I was in the library, spine pressed against the cold concrete wall. The phone buzzed against my thigh.
*This isn’t working anymore. You’re too much. Sorry.*
Three lines. Seventeen words. Three years, finished.
I read them fourteen times. Maybe more. The phone said 3:47, then 3:49. I couldn’t remember if I’d blinked.
*Too much.*
I’d heard that before. From my mother, about my grades. From friends I’d collected and lost. Now from Kabir. The word landed in the same old wound and turned there.
And then, unbidden, a memory. Second year. My birthday. I’d told no one—I never did—but Kabir had found out somehow. He showed up at my door with a small cake, the cheap kind from the bakery near campus, and a single candle. “You didn’t post about it,” he’d said. “So I figured you were hiding.” He’d remembered. He’d noticed. He’d chosen to show up anyway. The candle had been slightly crooked, melting onto the frosting. He’d lit it with a match from his pocket.
Now he’d remembered wrong. Or I had. Or one of us had been wrong all along.
I pressed my palm against the fake wood grain of the shelf. The library smelled like dust and cold metal. Fluorescent lights buzzed overhead.
I called Priya. Once. Twice. Three times.
Voicemail. *Mom’s appointment.*
The tears came before I could stop them. Hot and sudden, the kind that don’t ask permission.
---
I don’t know how long I sat there. Long enough for the light outside to shift from gold to grey. Long enough for the library to empty out around me. The chairs were all pushed in. Somewhere, a janitor was moving.
When I finally looked up, I saw someone across the room.
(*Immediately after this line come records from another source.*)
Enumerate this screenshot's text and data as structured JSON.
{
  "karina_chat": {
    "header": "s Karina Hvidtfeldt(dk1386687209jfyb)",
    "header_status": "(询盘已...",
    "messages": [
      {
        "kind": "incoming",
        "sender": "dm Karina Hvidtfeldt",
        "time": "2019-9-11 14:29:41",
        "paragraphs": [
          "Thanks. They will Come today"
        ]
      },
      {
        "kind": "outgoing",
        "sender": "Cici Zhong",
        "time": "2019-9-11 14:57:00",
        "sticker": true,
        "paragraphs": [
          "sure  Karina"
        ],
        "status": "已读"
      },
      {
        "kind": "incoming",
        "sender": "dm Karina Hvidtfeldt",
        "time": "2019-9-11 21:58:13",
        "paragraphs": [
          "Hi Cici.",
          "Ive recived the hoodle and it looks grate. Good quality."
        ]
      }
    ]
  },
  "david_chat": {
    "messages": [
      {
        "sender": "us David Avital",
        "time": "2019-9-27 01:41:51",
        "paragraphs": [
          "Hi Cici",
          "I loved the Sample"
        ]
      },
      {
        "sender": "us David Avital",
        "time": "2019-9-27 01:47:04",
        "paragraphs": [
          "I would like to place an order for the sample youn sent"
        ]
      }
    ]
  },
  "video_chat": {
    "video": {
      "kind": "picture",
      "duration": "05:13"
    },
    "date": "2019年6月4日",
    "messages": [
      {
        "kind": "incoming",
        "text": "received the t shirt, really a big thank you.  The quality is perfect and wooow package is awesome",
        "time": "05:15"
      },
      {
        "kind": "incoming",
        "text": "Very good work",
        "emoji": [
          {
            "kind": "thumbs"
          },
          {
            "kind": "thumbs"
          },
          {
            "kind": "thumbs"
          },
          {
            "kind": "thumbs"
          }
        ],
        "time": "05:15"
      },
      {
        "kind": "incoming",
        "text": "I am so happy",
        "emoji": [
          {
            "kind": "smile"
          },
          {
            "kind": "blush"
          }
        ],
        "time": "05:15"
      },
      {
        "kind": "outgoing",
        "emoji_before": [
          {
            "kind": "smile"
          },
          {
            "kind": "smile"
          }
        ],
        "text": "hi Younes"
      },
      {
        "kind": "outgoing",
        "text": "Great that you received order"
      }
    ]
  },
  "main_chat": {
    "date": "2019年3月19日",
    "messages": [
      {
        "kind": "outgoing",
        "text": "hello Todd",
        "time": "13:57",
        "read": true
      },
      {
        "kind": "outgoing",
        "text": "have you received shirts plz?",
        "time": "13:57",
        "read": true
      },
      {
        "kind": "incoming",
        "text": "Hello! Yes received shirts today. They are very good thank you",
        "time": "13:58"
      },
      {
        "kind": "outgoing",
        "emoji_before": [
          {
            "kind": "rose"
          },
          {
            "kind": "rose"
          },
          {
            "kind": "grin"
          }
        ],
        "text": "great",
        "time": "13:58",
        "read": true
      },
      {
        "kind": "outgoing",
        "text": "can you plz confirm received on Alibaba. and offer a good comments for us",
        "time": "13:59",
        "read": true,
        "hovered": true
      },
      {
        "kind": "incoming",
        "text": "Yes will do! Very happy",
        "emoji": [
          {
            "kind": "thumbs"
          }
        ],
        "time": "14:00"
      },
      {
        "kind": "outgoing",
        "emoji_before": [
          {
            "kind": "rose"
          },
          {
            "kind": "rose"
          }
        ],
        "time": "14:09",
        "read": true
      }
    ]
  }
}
They were sitting alone near the window, head bent over a sketchbook. A small crowd had gathered—two or three students, watching the work take shape. One of them laughed. Another leaned in, pointing at something on the page. The figure at the center didn’t look up. Their hand kept moving, steady and unhurried, as if the people around them were just weather. I understood that posture.
I couldn’t see a face. Just the curve of a shoulder, the way dark hair fell forward, a cream-coloured cardigan draped over the back of a chair. Could be a boy. Could be a girl. I couldn’t tell from this distance, and I wasn’t sure why I was trying.
Then the hand paused. The figure lifted their head slightly, and for a fraction of a second, I caught the glint of round glasses catching the grey light. A smudge of graphite on a cheek. And the tilt of a head—as if they’d known I was there before I’d noticed them. As if they’d been waiting for my gaze to find them.
Then they bent back over the sketchbook, and the moment passed.
I didn’t know who they were. I wasn’t sure why I was even looking, with my soul empty and my cup drained. But there was something there—a glow I was missing that day. A stillness I wanted to stand inside. The certainty of someone who didn’t need to be watched to exist.
The tears were still wet on my face. My phone was still clutched in my hand. Somewhere outside, the city kept moving, indifferent and blind.
But I felt it. Something had shifted. Someone was already reaching toward me from across the room, and I didn’t know yet whether that was a promise or a warning.